The Living Room - 1966
We always regarded the living room as our formal, or showcase room. This picture was taken during a Halloween party - an illuminated pumpkin sits on the piano stool behind the drapes. Decor includes Dad's framed Old Spice ships; I gave him a gift set for his birthday and he liked the ship logos so much he cut the box apart and framed them. I don't remember when we got that gold Queen Anne-ish wing chair, or where we got it, but we kept it until it almost literally fell apart. Then we gave it to some people across the street.
Over the years those particular neighbors collected more of our cast-off furniture than the trash man or the back yard ever did. They were also notable for having the neighborhood's longest chain of trash cans, put out every Tuesday morning for collection (this was before aluminum beer cans were recycled). The remarkable thing was that all that trash flow never seemed to help the exterior or interior appearance of their house, which was always an utter mess.
Notice that furry blue throw rug under the chair? You can also see it in the April 1970 den picture, in front of the fireplace. It served duty in the bathroom as well, where it got in the way of the door. We always got plenty of use from our throw rugs. I remember seeing it in the back yard as late as 1975.
Mom adapted the antique copper server (it sits on a carpet remnant on the Mediterranean table) as a planter. She was very fond of the bisque Ma, Pa and Huckleberry Finn statues that sit in front of it. I think they represented our family to her in some inexplicable way (or her family, or a Shirley Temple film family, or something). After I accidentally broke off Pa's pipe she lost interest in them and they were thrown out.
That's a Ben Cooper (Collegeville, PA) costume on the chair, by the way. Standard Halloween wear for kids in the Sixties.
This picture was taken in 1967, after my birthday in April. I know this because I put the little plastic spacemen that were on my 11th birthday cake into the planter, poking around in the giant alien foliage. (That's that yellow thing - obviously an early Star Trek influence.)
Mom demanded the Old Spice ships removed - this was too much, even for her - and the space next to our grandfather clock is blank. I remember, however, that the holes remained for years until I plugged them up and painted over them as a teenager. (You never knew when you might want to take a girl you wanted to impress through the house!) That grandfather clock, by the way, was the best thing we had in the house by far. I still have it. An Ithaca clock of 1912 vintage, a dealer once offered me $2,000 for it sight unseen. Mom got it at a Goodwill store. They wanted $50 or $60 for it - Mom hid the key and complained that since she'd have to find one she should be able to get it for less. $40 exchanged hands and the clock was hers.

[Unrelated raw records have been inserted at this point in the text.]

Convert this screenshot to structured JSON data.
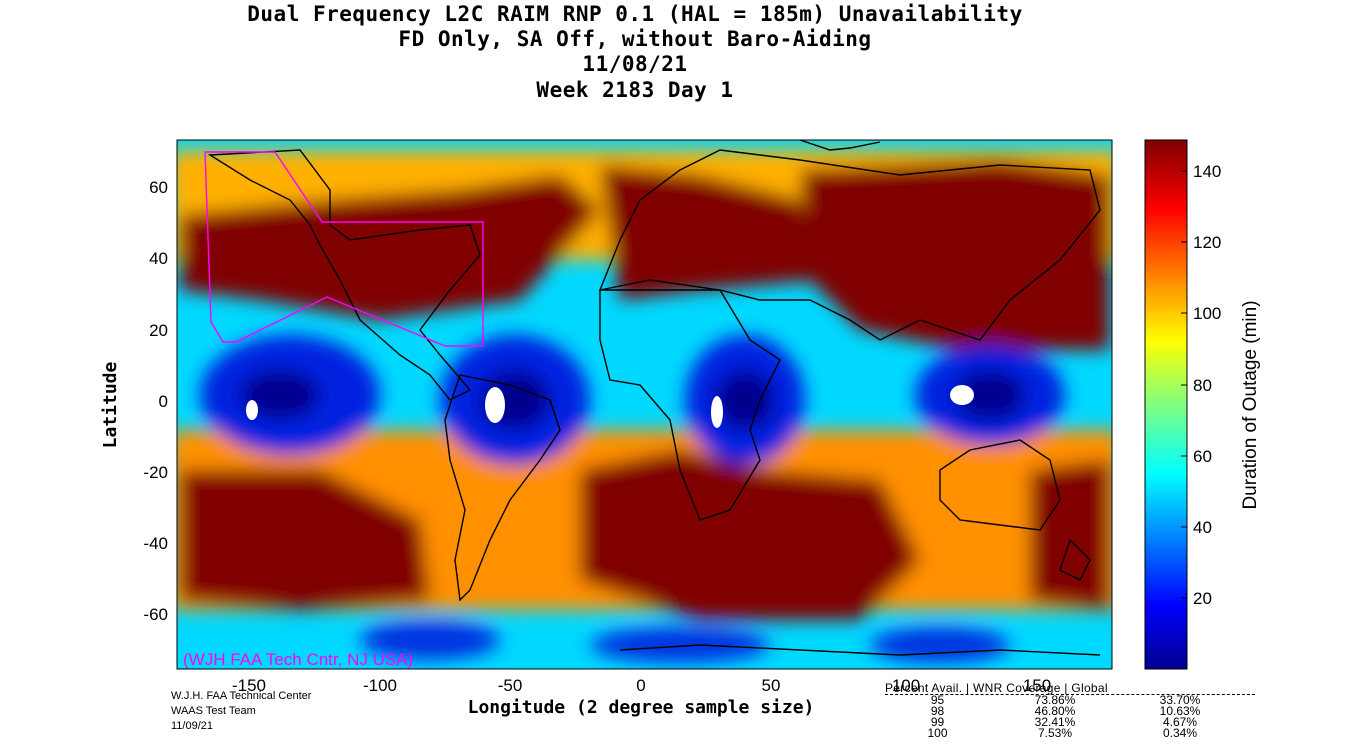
{
  "title": {
    "line1": "Dual Frequency L2C RAIM RNP 0.1 (HAL = 185m) Unavailability",
    "line2": "FD Only, SA Off, without Baro-Aiding",
    "line3": "11/08/21",
    "line4": "Week 2183 Day 1"
  },
  "map": {
    "xlabel": "Longitude (2 degree sample size)",
    "ylabel": "Latitude",
    "lon_ticks": [
      "-150",
      "-100",
      "-50",
      "0",
      "50",
      "100",
      "150"
    ],
    "lat_ticks": [
      "60",
      "40",
      "20",
      "0",
      "-20",
      "-40",
      "-60"
    ],
    "watermark": "(WJH FAA Tech Cntr, NJ USA)",
    "watermark_color": "#ff00ff",
    "region_outline_color": "#ff00ff"
  },
  "colorbar": {
    "label": "Duration of Outage (min)",
    "ticks": [
      "20",
      "40",
      "60",
      "80",
      "100",
      "120",
      "140"
    ],
    "range": [
      0,
      150
    ],
    "colormap": "jet"
  },
  "credits": {
    "line1": "W.J.H. FAA Technical Center",
    "line2": "WAAS Test Team",
    "line3": "11/09/21"
  },
  "stats": {
    "header": "Percent  Avail. | WNR Coverage | Global",
    "rows": [
      {
        "percent": "95",
        "wnr": "73.86%",
        "global": "33.70%"
      },
      {
        "percent": "98",
        "wnr": "46.80%",
        "global": "10.63%"
      },
      {
        "percent": "99",
        "wnr": "32.41%",
        "global": "4.67%"
      },
      {
        "percent": "100",
        "wnr": "7.53%",
        "global": "0.34%"
      }
    ]
  }
}
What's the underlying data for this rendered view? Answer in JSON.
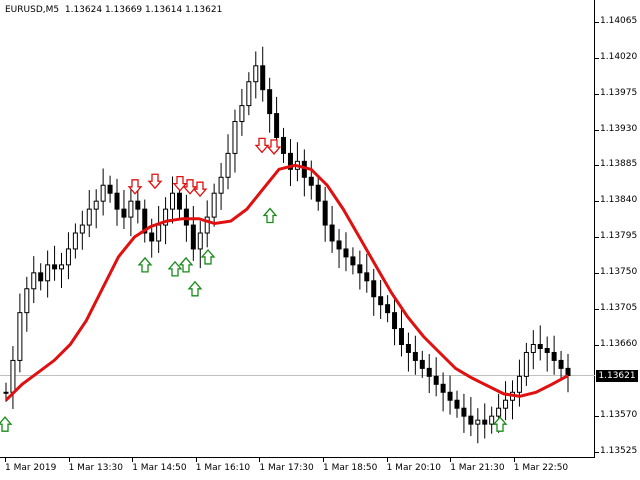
{
  "window": {
    "symbol": "EURUSD,M5",
    "ohlc": "1.13624 1.13669 1.13614 1.13621",
    "current_price": "1.13621"
  },
  "colors": {
    "background": "#ffffff",
    "candle": "#000000",
    "moving_average": "#e01010",
    "sell_arrow": "#e01010",
    "buy_arrow": "#1a8a1a",
    "current_price_line": "#c0c0c0"
  },
  "chart_data": {
    "type": "candlestick",
    "ylim": [
      1.13525,
      1.14065
    ],
    "y_ticks": [
      "1.14065",
      "1.14020",
      "1.13975",
      "1.13930",
      "1.13885",
      "1.13840",
      "1.13795",
      "1.13750",
      "1.13705",
      "1.13660",
      "1.13570",
      "1.13525"
    ],
    "x_tick_labels": [
      "1 Mar 2019",
      "1 Mar 13:30",
      "1 Mar 14:50",
      "1 Mar 16:10",
      "1 Mar 17:30",
      "1 Mar 18:50",
      "1 Mar 20:10",
      "1 Mar 21:30",
      "1 Mar 22:50"
    ],
    "close_series": [
      1.136,
      1.1364,
      1.137,
      1.1373,
      1.1375,
      1.1374,
      1.1376,
      1.13755,
      1.1376,
      1.1378,
      1.138,
      1.1381,
      1.1383,
      1.1384,
      1.1386,
      1.1385,
      1.1383,
      1.1382,
      1.1384,
      1.1383,
      1.138,
      1.1379,
      1.1381,
      1.1383,
      1.1385,
      1.1383,
      1.1381,
      1.1378,
      1.138,
      1.1382,
      1.1385,
      1.1387,
      1.139,
      1.1394,
      1.1396,
      1.1399,
      1.1401,
      1.1398,
      1.1395,
      1.1392,
      1.139,
      1.1388,
      1.1389,
      1.1387,
      1.1386,
      1.1384,
      1.1381,
      1.1379,
      1.1378,
      1.1377,
      1.1376,
      1.1375,
      1.1374,
      1.1372,
      1.1371,
      1.137,
      1.1368,
      1.1366,
      1.1365,
      1.1364,
      1.1363,
      1.1362,
      1.1361,
      1.136,
      1.1359,
      1.1358,
      1.1357,
      1.1356,
      1.13565,
      1.1356,
      1.1357,
      1.1358,
      1.1359,
      1.136,
      1.1362,
      1.1365,
      1.1366,
      1.13655,
      1.1365,
      1.1364,
      1.1363,
      1.13621
    ],
    "moving_average": [
      1.1359,
      1.1361,
      1.13625,
      1.1364,
      1.1366,
      1.1369,
      1.1373,
      1.1377,
      1.13795,
      1.13808,
      1.13815,
      1.13818,
      1.13818,
      1.13812,
      1.13815,
      1.1383,
      1.13855,
      1.1388,
      1.13885,
      1.1388,
      1.1386,
      1.1383,
      1.13795,
      1.1376,
      1.13725,
      1.13695,
      1.1367,
      1.1365,
      1.1363,
      1.13618,
      1.13608,
      1.13598,
      1.13595,
      1.136,
      1.1361,
      1.13621
    ],
    "sell_signals": [
      1.13848,
      1.13855,
      1.13852,
      1.13848,
      1.13845,
      1.139,
      1.13898
    ],
    "buy_signals": [
      1.1357,
      1.1377,
      1.13765,
      1.1377,
      1.1374,
      1.1378,
      1.13832,
      1.1357
    ],
    "current_price": 1.13621
  }
}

Notice that the furry blue throw rug shown in the previous photo has been moved to protect the carpet from our big Mediterranean coffee table. This table had three pieces of faux marble set into the top. I later cracked the big center piece, but I forget how. Anyway, the table and the marble pieces wound up in the back yard, inevitably. I used the marble pieces as tombstones when I became interested in the soap opera "Dark Shadows," and set up my backyard Clark Family cemetery. (One of the wooden tombstones was, of course, antiqued avocado.) No one ever ended up buried in the family cemetery - there were laws against such things in Southern California - but it was fun coming up with imaginary ancestors with Old Testament, colonial-style names ("Jedediah Clark," "Ezekiel Clark," etc.).
That white Louis the Somethingteenth sofa on the right edge of the photo is the same as the one shown in the 1970 Den picture. (Like the blue throw rug, or a pioneer looking for better land, it migrated all around the house.)